In another chapter, Foley reviews the era’s patchwork of environmental activism against the backdrop of declining economic expectations, this time pulling the common ground out from under a movement that seemed unified around the mere protection of the environment. The working and lower-middle-class “front porch” rebellion of families living in toxic waste dumps like Love Canal grew from vastly different sources than the largely youth-based No Nukes movement that challenged the development of nuclear power stations like Seabrook or Diablo Canyon. It is extraordinary leaders like Love Canal’s Lois Gibbs that give Foley’s “front porch” image its greatest resonance with the nation’s larger political culture as Foley understands it, representing so clearly households beleaguered by industrial decline and corporate criminality. As local manufacturing firms, and with them much of the American middle class, began to melt in air, these “accidental activists” were drawn out of their houses by the palpable experience of watching their children poisoned – their feet chemically burned when they played on the lawn – by what disappearing companies, the alleged backbones of their communities, left behind. “The people in Love Canal,” Foley writes, “never aspired to participate in grassroots politics, but as they pieced together the evidence that something sinister was poisoning their landscape and that the city would do nothing about it, defending their families meant leaving their homes and engaging.” And engage they did. Before the Love Canal activists were even remotely satisfied in their quest for recognition and compensation, Gibbs took two Environmental Protection Agency employees hostage and forced President Jimmy Carter in summer 1979 to declare the neighborhoods surrounding the toxic site a national disaster area. The following year, Congress established the environmental Superfund, still one of the most effective pieces of environmental legislation on American law books.

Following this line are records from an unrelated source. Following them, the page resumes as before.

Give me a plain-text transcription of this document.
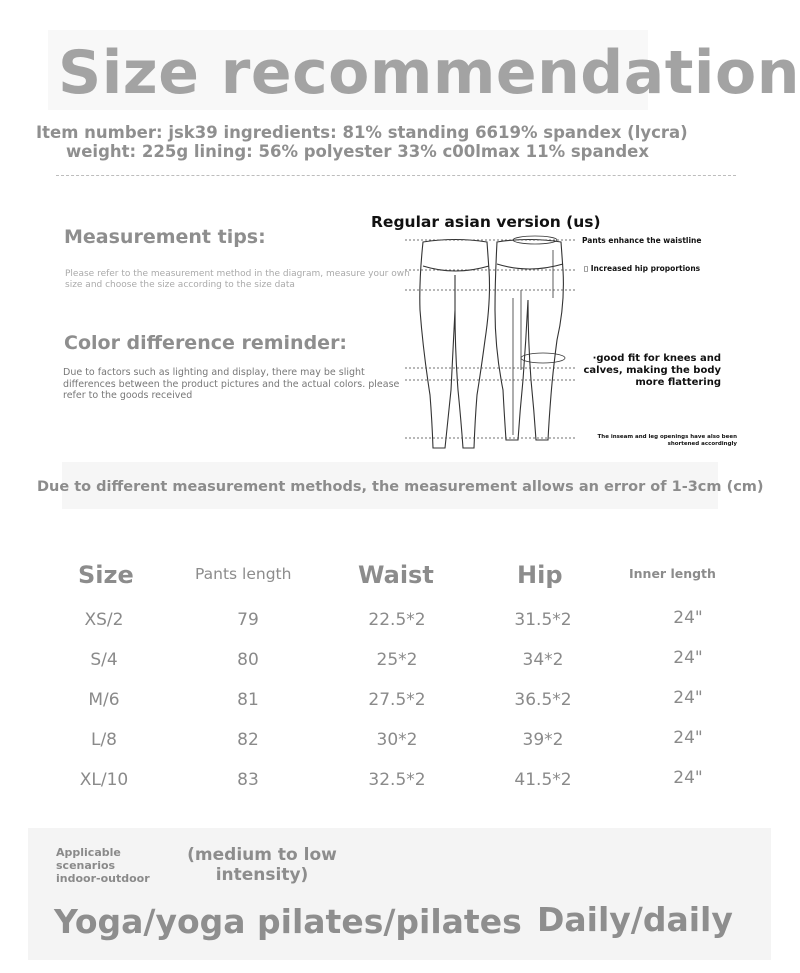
Size recommendation
Item number: jsk39 ingredients: 81% standing 6619% spandex (lycra)
weight: 225g lining: 56% polyester 33% c00lmax 11% spandex
Measurement tips:
Please refer to the measurement method in the diagram, measure your own size and choose the size according to the size data
Color difference reminder:
Due to factors such as lighting and display, there may be slight differences between the product pictures and the actual colors. please refer to the goods received
Regular asian version (us)
Pants enhance the waistline
▯ Increased hip proportions
·good fit for knees and calves, making the body more flattering
The inseam and leg openings have also been shortened accordingly
Due to different measurement methods, the measurement allows an error of 1-3cm (cm)
Size	Pants length	Waist	Hip	Inner length
XS/2	79	22.5*2	31.5*2	24"
S/4	80	25*2	34*2	24"
M/6	81	27.5*2	36.5*2	24"
L/8	82	30*2	39*2	24"
XL/10	83	32.5*2	41.5*2	24"
Applicable
scenarios
indoor-outdoor
(medium to low intensity)
Yoga/yoga pilates/pilates Daily/daily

A revisionist account of the era is long overdue, supported by a growing number of historians whose work Foley summarizes here. Yet, though this book contains a wealth of counter-examples to the conventional “Age of Reagan” story, it does not provide the reader with a compelling counter-narrative. Part of the problem is Foley’s aversion for what other people call “politics” – ideologically guided and institutionally organized contests for power and authority. According to Foley, grassroots activists like Gibbs needed no ideology to launch them out of their houses into the world of civic activism. They only needed to sense a “threat” to their families and have that “primal concern” for fairness. Perhaps that was so in Love Canal. But, one senses a much murkier and ideologically fraught picture even from these ostensibly politically unalloyed stories.

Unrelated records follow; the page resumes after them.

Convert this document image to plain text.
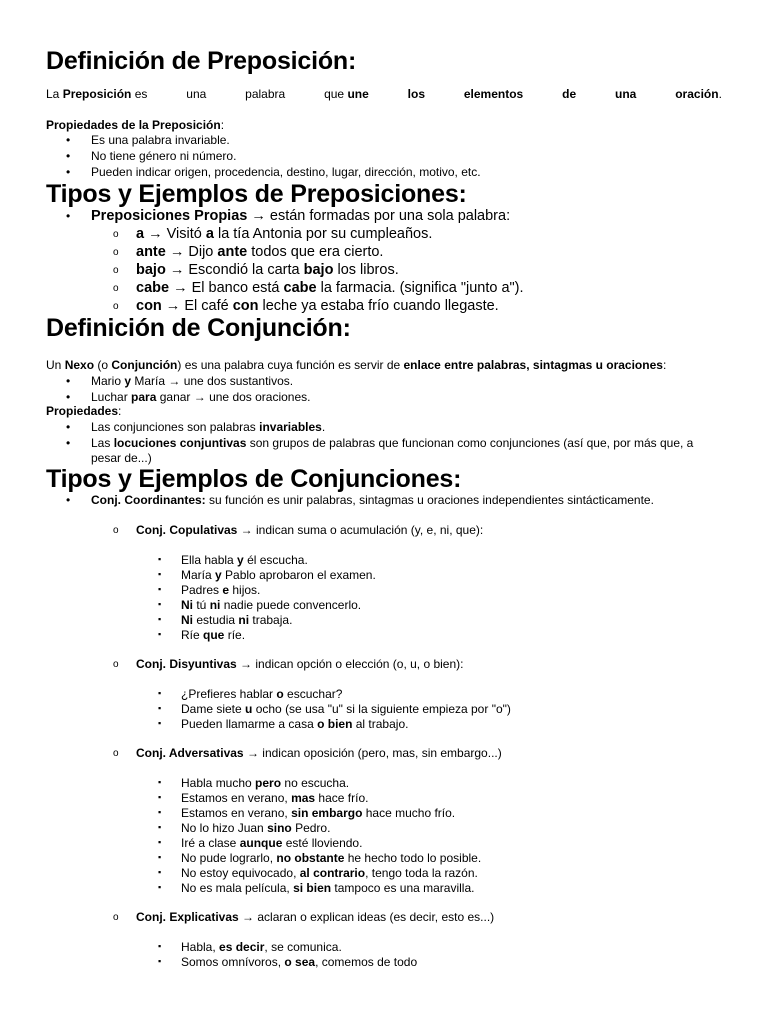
Definición de Preposición:
La Preposición es	una	palabra	que une	los	elementos	de	una	oración.
Propiedades de la Preposición:
Tipos y Ejemplos de Preposiciones:
• Preposiciones Propias → están formadas por una sola palabra:
Definición de Conjunción:
Un Nexo (o Conjunción) es una palabra cuya función es servir de enlace entre palabras, sintagmas u oraciones:
Propiedades:
pesar de...)
Tipos y Ejemplos de Conjunciones:
• Conj. Coordinantes: su función es unir palabras, sintagmas u oraciones independientes sintácticamente.
• Es una palabra invariable.
• No tiene género ni número.
• Pueden indicar origen, procedencia, destino, lugar, dirección, motivo, etc.
o a → Visitó a la tía Antonia por su cumpleaños.
o ante → Dijo ante todos que era cierto.
o bajo → Escondió la carta bajo los libros.
o cabe → El banco está cabe la farmacia. (significa "junto a").
o con → El café con leche ya estaba frío cuando llegaste.
• Mario y María → une dos sustantivos.
• Luchar para ganar → une dos oraciones.
• Las conjunciones son palabras invariables.
• Las locuciones conjuntivas son grupos de palabras que funcionan como conjunciones (así que, por más que, a
o Conj. Copulativas → indican suma o acumulación (y, e, ni, que):
▪ Ella habla y él escucha.
▪ María y Pablo aprobaron el examen.
▪ Padres e hijos.
▪ Ni tú ni nadie puede convencerlo.
▪ Ni estudia ni trabaja.
▪ Ríe que ríe.
o Conj. Disyuntivas → indican opción o elección (o, u, o bien):
▪ ¿Prefieres hablar o escuchar?
▪ Dame siete u ocho (se usa "u" si la siguiente empieza por "o")
▪ Pueden llamarme a casa o bien al trabajo.
o Conj. Adversativas → indican oposición (pero, mas, sin embargo...)
▪ Habla mucho pero no escucha.
▪ Estamos en verano, mas hace frío.
▪ Estamos en verano, sin embargo hace mucho frío.
▪ No lo hizo Juan sino Pedro.
▪ Iré a clase aunque esté lloviendo.
▪ No pude lograrlo, no obstante he hecho todo lo posible.
▪ No estoy equivocado, al contrario, tengo toda la razón.
▪ No es mala película, si bien tampoco es una maravilla.
o Conj. Explicativas → aclaran o explican ideas (es decir, esto es...)
▪ Habla, es decir, se comunica.
▪ Somos omnívoros, o sea, comemos de todo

And there is little here to guide us through that thicket of grassroots activism, which in Foley’s encyclopedic treatment places anti-tax campaigns alongside movements demanding greater investments of public funds in state-sponsored projects. So intent is Foley on harvesting the unadulterated treasures of the grassroots that he misses many ideological currents that actually swept through them. Neither environmentalists nor housing activists, many of whom were socialists, anarchists and radicals of one stripe or another, were truly as unideological as Foley makes them out to have been. Nor were many anti-busing activists, family farm militants and anti-tax campaigners guided merely by a belief in fairness.

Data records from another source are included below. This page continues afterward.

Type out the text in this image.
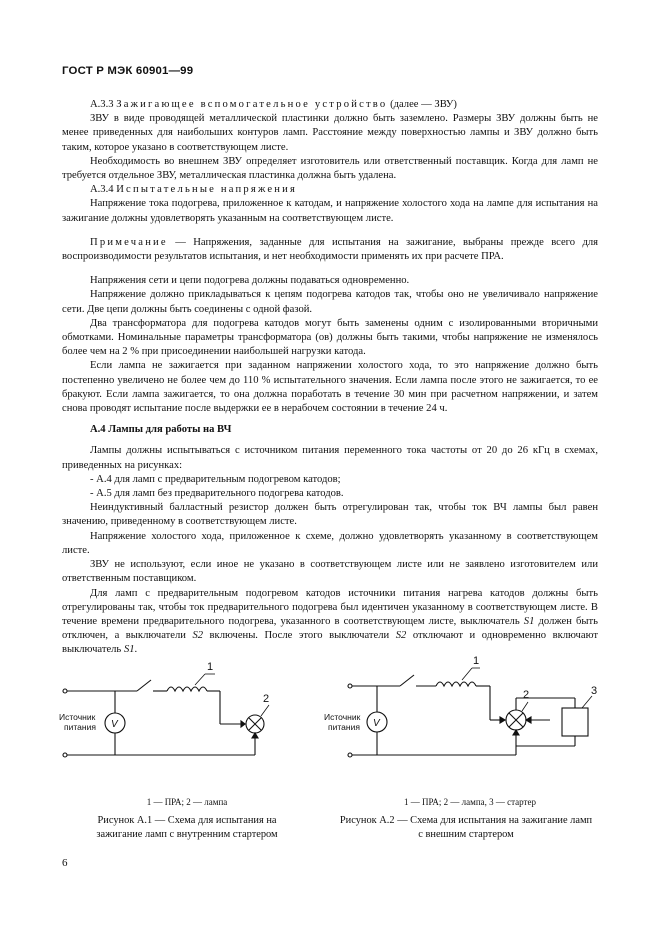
ГОСТ Р МЭК 60901—99

А.3.3 Зажигающее вспомогательное устройство (далее — ЗВУ)

ЗВУ в виде проводящей металлической пластинки должно быть заземлено. Размеры ЗВУ должны быть не менее приведенных для наибольших контуров ламп. Расстояние между поверхностью лампы и ЗВУ должно быть таким, которое указано в соответствующем листе.

Необходимость во внешнем ЗВУ определяет изготовитель или ответственный поставщик. Когда для ламп не требуется отдельное ЗВУ, металлическая пластинка должна быть удалена.

А.3.4 Испытательные напряжения

Напряжение тока подогрева, приложенное к катодам, и напряжение холостого хода на лампе для испытания на зажигание должны удовлетворять указанным на соответствующем листе.

Примечание — Напряжения, заданные для испытания на зажигание, выбраны прежде всего для воспроизводимости результатов испытания, и нет необходимости применять их при расчете ПРА.

Напряжения сети и цепи подогрева должны подаваться одновременно.

Напряжение должно прикладываться к цепям подогрева катодов так, чтобы оно не увеличивало напряжение сети. Две цепи должны быть соединены с одной фазой.

Два трансформатора для подогрева катодов могут быть заменены одним с изолированными вторичными обмотками. Номинальные параметры трансформатора (ов) должны быть такими, чтобы напряжение не изменялось более чем на 2 % при присоединении наибольшей нагрузки катода.

Если лампа не зажигается при заданном напряжении холостого хода, то это напряжение должно быть постепенно увеличено не более чем до 110 % испытательного значения. Если лампа после этого не зажигается, то ее бракуют. Если лампа зажигается, то она должна поработать в течение 30 мин при расчетном напряжении, и затем снова проводят испытание после выдержки ее в нерабочем состоянии в течение 24 ч.

А.4 Лампы для работы на ВЧ

Лампы должны испытываться с источником питания переменного тока частоты от 20 до 26 кГц в схемах, приведенных на рисунках:

- А.4 для ламп с предварительным подогревом катодов;

- А.5 для ламп без предварительного подогрева катодов.

Неиндуктивный балластный резистор должен быть отрегулирован так, чтобы ток ВЧ лампы был равен значению, приведенному в соответствующем листе.

Напряжение холостого хода, приложенное к схеме, должно удовлетворять указанному в соответствующем листе.

ЗВУ не используют, если иное не указано в соответствующем листе или не заявлено изготовителем или ответственным поставщиком.

Для ламп с предварительным подогревом катодов источники питания нагрева катодов должны быть отрегулированы так, чтобы ток предварительного подогрева был идентичен указанному в соответствующем листе. В течение времени предварительного подогрева, указанного в соответствующем листе, выключатель S1 должен быть отключен, а выключатели S2 включены. После этого выключатели S2 отключают и одновременно включают выключатель S1.

1
2
V
Источник
питания
1
2	3
V
Источник
питания
1 — ПРА; 2 — лампа
Рисунок А.1 — Схема для испытания на
зажигание ламп с внутренним стартером
1 — ПРА; 2 — лампа, 3 — стартер
Рисунок А.2 — Схема для испытания на зажигание ламп
с внешним стартером
6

We can see where this all was headed, but Foley refuses to go there, stopping his retelling of the story in 2001, when he grimly declares that front porch politics “reached a point of exhaustion.” Thereafter it was replaced by “rigid, ideologically informed world views” mouthed by “surrogate talking heads on twenty-four-hour news channels.” But that’s just not a good enough story. For the “grassroots” enthusiasms of the late twentieth century flowed much more evenly into the political movements of the new millennium. For a comprehensive account of those connections we will just have to wait for another kind of storytelling.